Lorsque l’on débute le karaté, on doit s’obliger à adopter des positions, des techniques, des déplacements de bases qui souvent sont contre nature. Il faut forcer le corps et l’esprit à chasser le naturel et à travailler les bases. L’être humain est par nature paresseux, si vous ne chassez pas le naturel, vous ne progresserez pas. Prenez les postures comme vous l’enseigne votre professeur. Avec les années de pratique, le naturel du corps et de l’esprit pourra revenir et utiliser ce qui aura été appris sous la contrainte de l’apprentissage.
18- Kata wa tadashiku, jissen wa betsumono
– Le kata doit être exécuté strictement, en combat c’est une autre chose.
Ce précepte rejoint un peu le précédent. Lors de l’apprentissage, il faut chasser le naturel et s’employer à appliquer les techniques d’apprentissage tels les kata de façon formel, afin que le corps et l’esprit se forgent petit à petit aux techniques de combat. Lors d’un combat, c’est complètement différent, et c’est même l’inverse, il faut essayer de laisser le naturel libre de travailler. Et s’il est libre, votre naturel utilisera de lui-même ce que votre corps et votre esprit aura assimilé à l’entrainement.

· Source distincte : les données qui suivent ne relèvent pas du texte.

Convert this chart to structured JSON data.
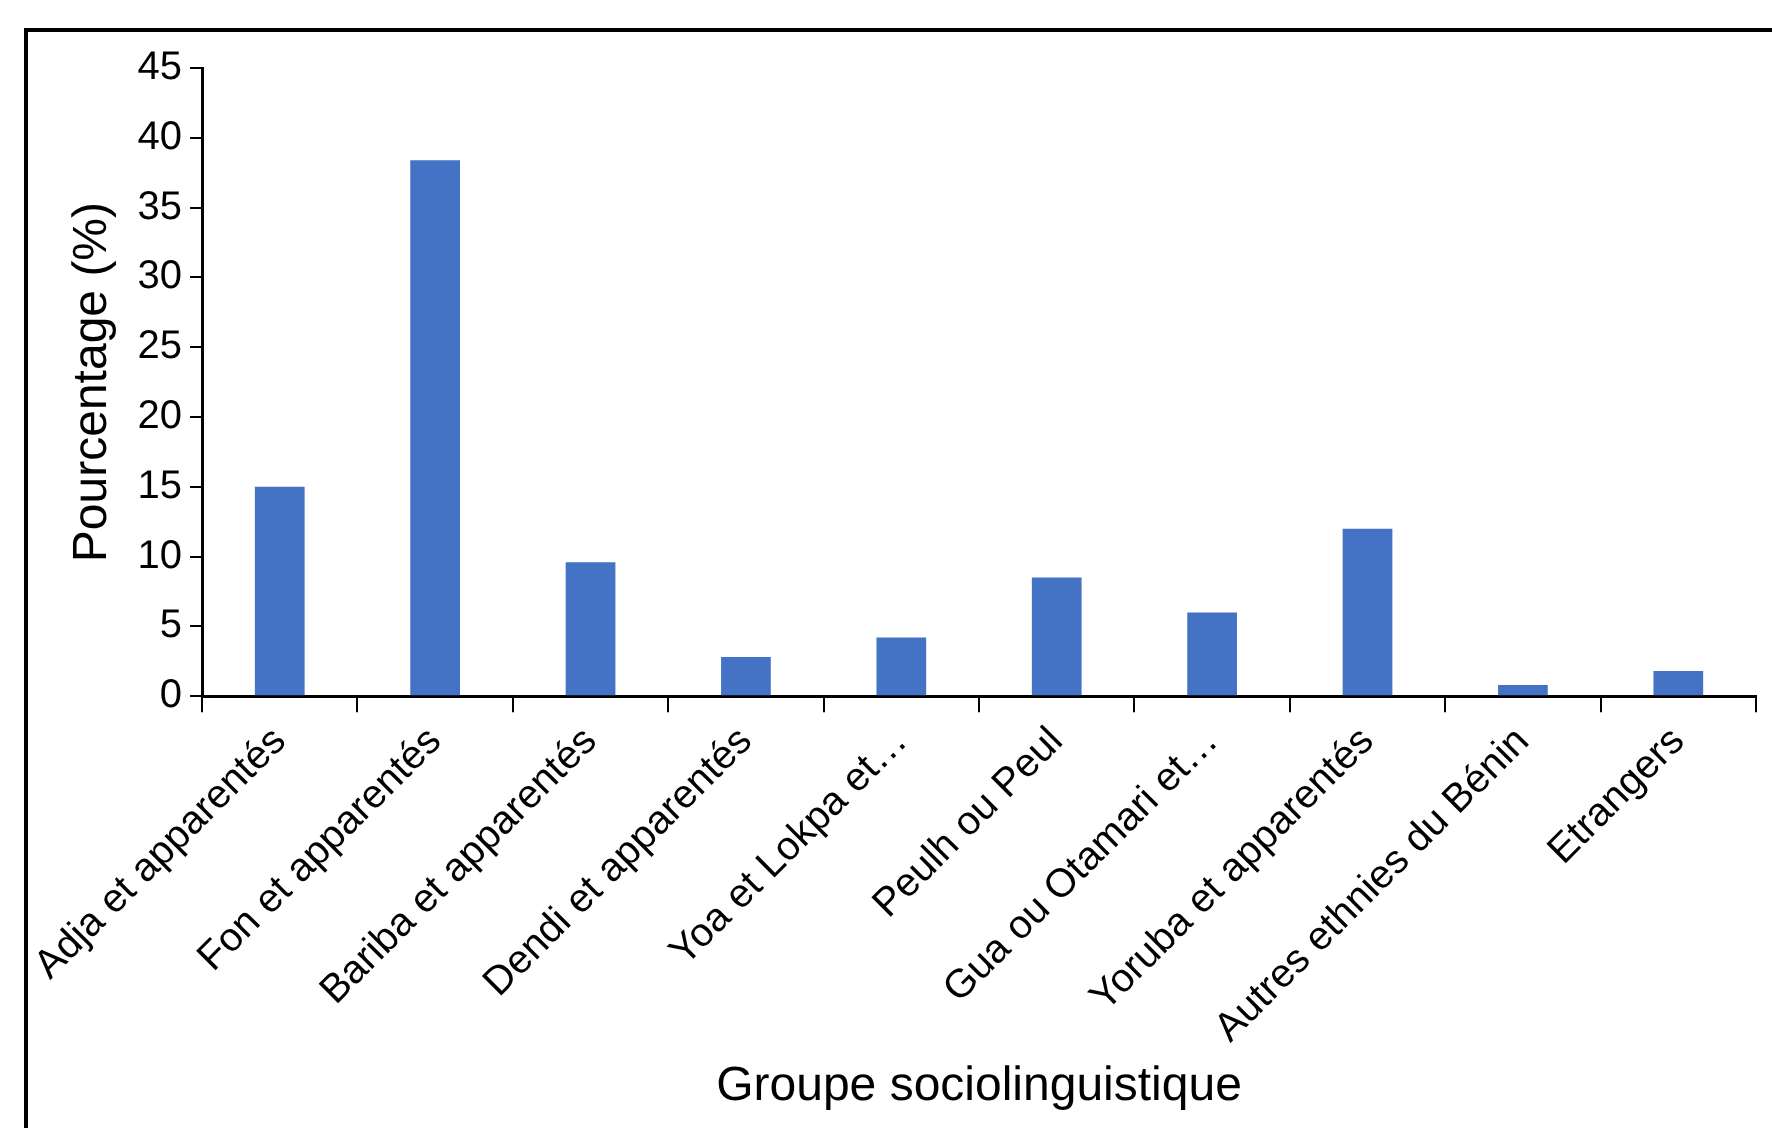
{
  "chart_data": {
    "type": "bar",
    "xlabel": "Groupe sociolinguistique",
    "ylabel": "Pourcentage (%)",
    "categories": [
      "Adja et apparentés",
      "Fon et apparentés",
      "Bariba et apparentés",
      "Dendi et apparentés",
      "Yoa et Lokpa et…",
      "Peulh ou Peul",
      "Gua ou Otamari et…",
      "Yoruba et apparentés",
      "Autres ethnies du Bénin",
      "Etrangers"
    ],
    "values": [
      15.0,
      38.4,
      9.6,
      2.8,
      4.2,
      8.5,
      6.0,
      12.0,
      0.8,
      1.8
    ],
    "color": "#4472c4",
    "ylim": [
      0,
      45
    ],
    "yticks": [
      0,
      5,
      10,
      15,
      20,
      25,
      30,
      35,
      40,
      45
    ],
    "grid": false,
    "legend": false
  }
}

19- Chikara no kyojaku, tai no shinshuku, waza no kankyu wo wasureru na
– N’oublie pas de moduler la puissance de la force, l’élasticité du corps et la vitesse relative des techniques.

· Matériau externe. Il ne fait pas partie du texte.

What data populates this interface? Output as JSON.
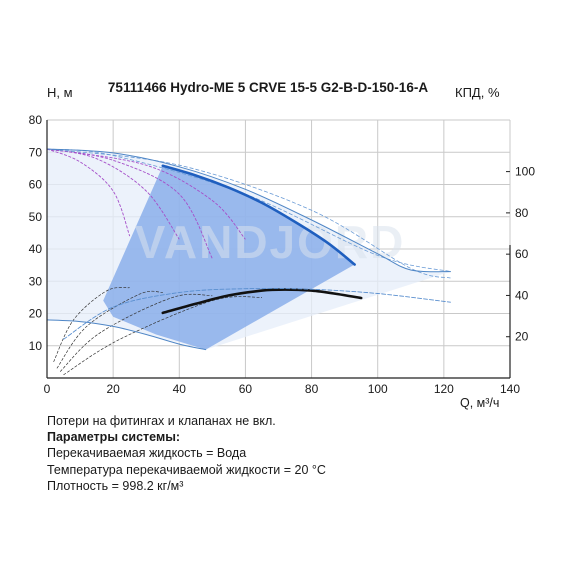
{
  "chart_data": {
    "type": "line",
    "title": "75111466 Hydro-ME 5 CRVE 15-5 G2-B-D-150-16-A",
    "ylabel": "H, м",
    "y2label": "КПД, %",
    "xlabel": "Q, м³/ч",
    "xlim": [
      0,
      140
    ],
    "ylim": [
      0,
      80
    ],
    "y2lim": [
      0,
      125
    ],
    "x_ticks": [
      "0",
      "20",
      "40",
      "60",
      "80",
      "100",
      "120",
      "140"
    ],
    "y_ticks": [
      "10",
      "20",
      "30",
      "40",
      "50",
      "60",
      "70",
      "80"
    ],
    "y2_ticks": [
      "20",
      "40",
      "60",
      "80",
      "100"
    ],
    "grid": true,
    "watermark": "VANDJORD",
    "series": [
      {
        "role": "head-max-operating",
        "color": "#1f5fbf",
        "x": [
          35,
          45,
          55,
          65,
          75,
          85,
          93
        ],
        "y": [
          65.8,
          62.8,
          59.0,
          54.3,
          48.4,
          41.8,
          35.2
        ]
      },
      {
        "role": "head-max-range",
        "color": "#4f86c6",
        "x": [
          0,
          20,
          40,
          60,
          80,
          100,
          110,
          122
        ],
        "y": [
          71,
          69.8,
          65.5,
          58.5,
          49,
          38.5,
          33.5,
          33
        ]
      },
      {
        "role": "head-min-range",
        "color": "#4f86c6",
        "x": [
          0,
          10,
          20,
          30,
          40,
          48
        ],
        "y": [
          18,
          17.5,
          16.0,
          13.5,
          10.5,
          8.8
        ]
      },
      {
        "role": "efficiency",
        "color": "#111111",
        "x": [
          35,
          45,
          55,
          65,
          72,
          80,
          88,
          95
        ],
        "y": [
          20.2,
          23.0,
          25.6,
          27.1,
          27.4,
          27.1,
          26.0,
          24.8
        ]
      },
      {
        "role": "efficiency-speed-curves",
        "color": "#5a8fcf",
        "x": [
          5,
          20,
          40,
          60,
          80,
          100,
          122
        ],
        "y": [
          12,
          22,
          26.5,
          27.7,
          27.5,
          26.2,
          23.5
        ]
      }
    ],
    "operating_area_color": "#7da6e8",
    "full_area_color": "#e6eefa"
  },
  "notes": {
    "line1": "Потери на фитингах и клапанах не вкл.",
    "line2": "Параметры системы:",
    "line3": "Перекачиваемая жидкость = Вода",
    "line4": "Температура перекачиваемой жидкости = 20 °C",
    "line5": "Плотность = 998.2 кг/м³"
  }
}
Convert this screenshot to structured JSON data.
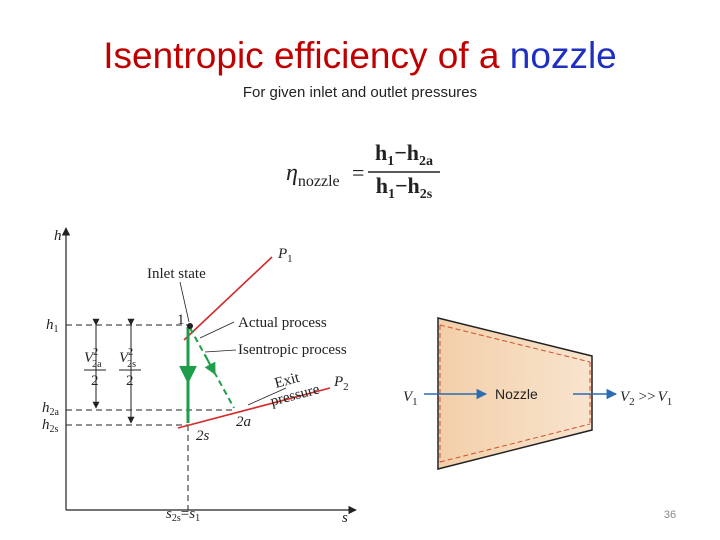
{
  "title": {
    "text": "Isentropic efficiency of a",
    "highlight": "nozzle"
  },
  "subtitle": "For given inlet and outlet pressures",
  "equation": {
    "symbol": "η",
    "symbol_sub": "nozzle",
    "equals": "=",
    "numerator": {
      "a": "h",
      "a_sub": "1",
      "op": "−",
      "b": "h",
      "b_sub": "2a"
    },
    "denominator": {
      "a": "h",
      "a_sub": "1",
      "op": "−",
      "b": "h",
      "b_sub": "2s"
    }
  },
  "hs_diagram": {
    "y_axis": "h",
    "x_axis": "s",
    "p1": {
      "base": "P",
      "sub": "1"
    },
    "p2": {
      "base": "P",
      "sub": "2"
    },
    "inlet_state": "Inlet state",
    "state_1": "1",
    "state_2a": "2a",
    "state_2s": "2s",
    "actual_process": "Actual process",
    "isentropic_process": "Isentropic process",
    "exit_pressure": [
      "Exit",
      "pressure"
    ],
    "h1": {
      "base": "h",
      "sub": "1"
    },
    "h2a": {
      "base": "h",
      "sub": "2a"
    },
    "h2s": {
      "base": "h",
      "sub": "2s"
    },
    "ke_actual": {
      "base": "V",
      "sup": "2",
      "sub": "2a",
      "den": "2"
    },
    "ke_isentropic": {
      "base": "V",
      "sup": "2",
      "sub": "2s",
      "den": "2"
    },
    "s_tick": {
      "a": "s",
      "a_sub": "2s",
      "eq": "=",
      "b": "s",
      "b_sub": "1"
    }
  },
  "nozzle": {
    "label": "Nozzle",
    "inlet": {
      "base": "V",
      "sub": "1"
    },
    "outlet": {
      "base": "V",
      "sub": "2",
      "rel": ">>",
      "base2": "V",
      "sub2": "1"
    }
  },
  "page_number": "36"
}
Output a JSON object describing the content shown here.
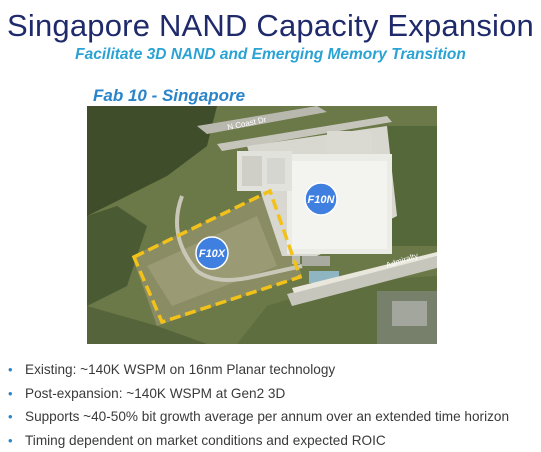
{
  "slide": {
    "title": "Singapore NAND Capacity Expansion",
    "subtitle": "Facilitate 3D NAND and Emerging Memory Transition",
    "fab_label": "Fab 10 - Singapore"
  },
  "aerial_photo": {
    "markers": [
      {
        "label": "F10N"
      },
      {
        "label": "F10X"
      }
    ],
    "road_labels": [
      "N Coast Dr",
      "Admiralty"
    ],
    "colors": {
      "marker_fill": "#3f7fe0",
      "expansion_outline": "#f2c21a",
      "vegetation": "#5d6b3f",
      "building_roof": "#e6e6e1"
    }
  },
  "bullets": [
    {
      "marker": "•",
      "text": "Existing: ~140K WSPM on 16nm Planar technology"
    },
    {
      "marker": "•",
      "text": "Post-expansion: ~140K WSPM at Gen2 3D"
    },
    {
      "marker": "•",
      "text": "Supports ~40-50% bit growth average per annum over an extended time horizon"
    },
    {
      "marker": "•",
      "text": "Timing dependent on market conditions and expected ROIC"
    }
  ]
}
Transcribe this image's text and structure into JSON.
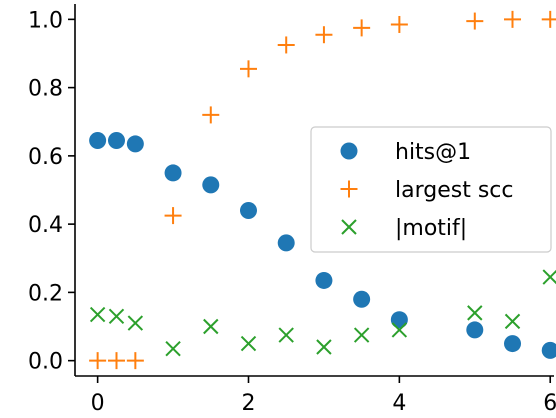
{
  "chart_data": {
    "type": "scatter",
    "xlim": [
      -0.3,
      6.05
    ],
    "ylim": [
      -0.045,
      1.045
    ],
    "x_ticks": [
      0,
      2,
      4,
      6
    ],
    "x_tick_labels": [
      "0",
      "2",
      "4",
      "6"
    ],
    "y_ticks": [
      0.0,
      0.2,
      0.4,
      0.6,
      0.8,
      1.0
    ],
    "y_tick_labels": [
      "0.0",
      "0.2",
      "0.4",
      "0.6",
      "0.8",
      "1.0"
    ],
    "grid": false,
    "legend_position": "center-right",
    "series": [
      {
        "name": "hits@1",
        "marker": "circle",
        "color": "#1f77b4",
        "points": [
          {
            "x": 0,
            "y": 0.645
          },
          {
            "x": 0.25,
            "y": 0.645
          },
          {
            "x": 0.5,
            "y": 0.635
          },
          {
            "x": 1.0,
            "y": 0.55
          },
          {
            "x": 1.5,
            "y": 0.515
          },
          {
            "x": 2.0,
            "y": 0.44
          },
          {
            "x": 2.5,
            "y": 0.345
          },
          {
            "x": 3.0,
            "y": 0.235
          },
          {
            "x": 3.5,
            "y": 0.18
          },
          {
            "x": 4.0,
            "y": 0.12
          },
          {
            "x": 5.0,
            "y": 0.09
          },
          {
            "x": 5.5,
            "y": 0.05
          },
          {
            "x": 6.0,
            "y": 0.03
          }
        ]
      },
      {
        "name": "largest scc",
        "marker": "plus",
        "color": "#ff7f0e",
        "points": [
          {
            "x": 0,
            "y": 0.0
          },
          {
            "x": 0.25,
            "y": 0.0
          },
          {
            "x": 0.5,
            "y": 0.0
          },
          {
            "x": 1.0,
            "y": 0.425
          },
          {
            "x": 1.5,
            "y": 0.72
          },
          {
            "x": 2.0,
            "y": 0.855
          },
          {
            "x": 2.5,
            "y": 0.925
          },
          {
            "x": 3.0,
            "y": 0.955
          },
          {
            "x": 3.5,
            "y": 0.975
          },
          {
            "x": 4.0,
            "y": 0.985
          },
          {
            "x": 5.0,
            "y": 0.995
          },
          {
            "x": 5.5,
            "y": 1.0
          },
          {
            "x": 6.0,
            "y": 1.0
          }
        ]
      },
      {
        "name": "|motif|",
        "marker": "x",
        "color": "#2ca02c",
        "points": [
          {
            "x": 0,
            "y": 0.135
          },
          {
            "x": 0.25,
            "y": 0.13
          },
          {
            "x": 0.5,
            "y": 0.11
          },
          {
            "x": 1.0,
            "y": 0.035
          },
          {
            "x": 1.5,
            "y": 0.1
          },
          {
            "x": 2.0,
            "y": 0.05
          },
          {
            "x": 2.5,
            "y": 0.075
          },
          {
            "x": 3.0,
            "y": 0.04
          },
          {
            "x": 3.5,
            "y": 0.075
          },
          {
            "x": 4.0,
            "y": 0.09
          },
          {
            "x": 5.0,
            "y": 0.14
          },
          {
            "x": 5.5,
            "y": 0.115
          },
          {
            "x": 6.0,
            "y": 0.245
          }
        ]
      }
    ]
  }
}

En Karaté, votre seule force ne suffira pas, la souplesse ne suffit pas et la vitesse non plus. Vous devez apprendre à mélanger ces 3 éléments fondamentaux dans vos techniques, force, souplesse et vitesse. Prenons l’exemple très simple d’un Tsuki, l’énergie généré dans le Hara va transiter jusqu’au bras à travers le corps avec souplesse et vitesse. Votre bras doit rester détendu pour gagner en vitesse et il doit devenir très fort au moment de l’impact puis se détendre à nouveau pour libérer l’énergie dans la cible. Si le bras n’était que fort, il serait trop lent, s’il n’était que souple et détendu, il n’y aurait pas de libération d’énergie à l’impact et s’il n’était que rapide, il s’écraserait sur la cible (risque de blessure). Bref, l’art de la technique est de bien doser force, détente et vitesse avec une chronologie bien précise. Chaque muscle du corps va passer par ces phases à des stades différents de la technique. Le travail de base (Kihon, Kata) va vous permettre de perfectionner cette modulation.
20- Tsune ni shinen kufu seyo.
– Penses-y tout le temps et suivez ces préceptes au quotidien.

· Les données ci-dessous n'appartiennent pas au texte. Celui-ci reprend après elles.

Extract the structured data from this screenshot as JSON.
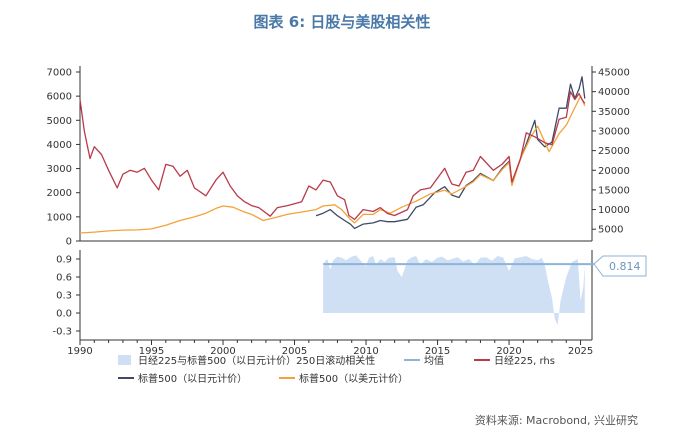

Ces préceptes doivent être appliqués au quotidien, au dojo comme à l’extérieur. Le Karaté est source d’épanouissement corporel et mental. C’est une recherche permanente de perfection, une lutte contre soi même en combat, mais également dans toute autre activité. En appliquant ces préceptes de respect, de défense, de justice, d’écoute de soi, de réflexion, d’esprit libre, de vigilance, de persévérance, d’écoute d’autrui, de sagesse, de prudence, de rigueur, de modération…vous deviendrez un karatéka complet et un être humain épanoui.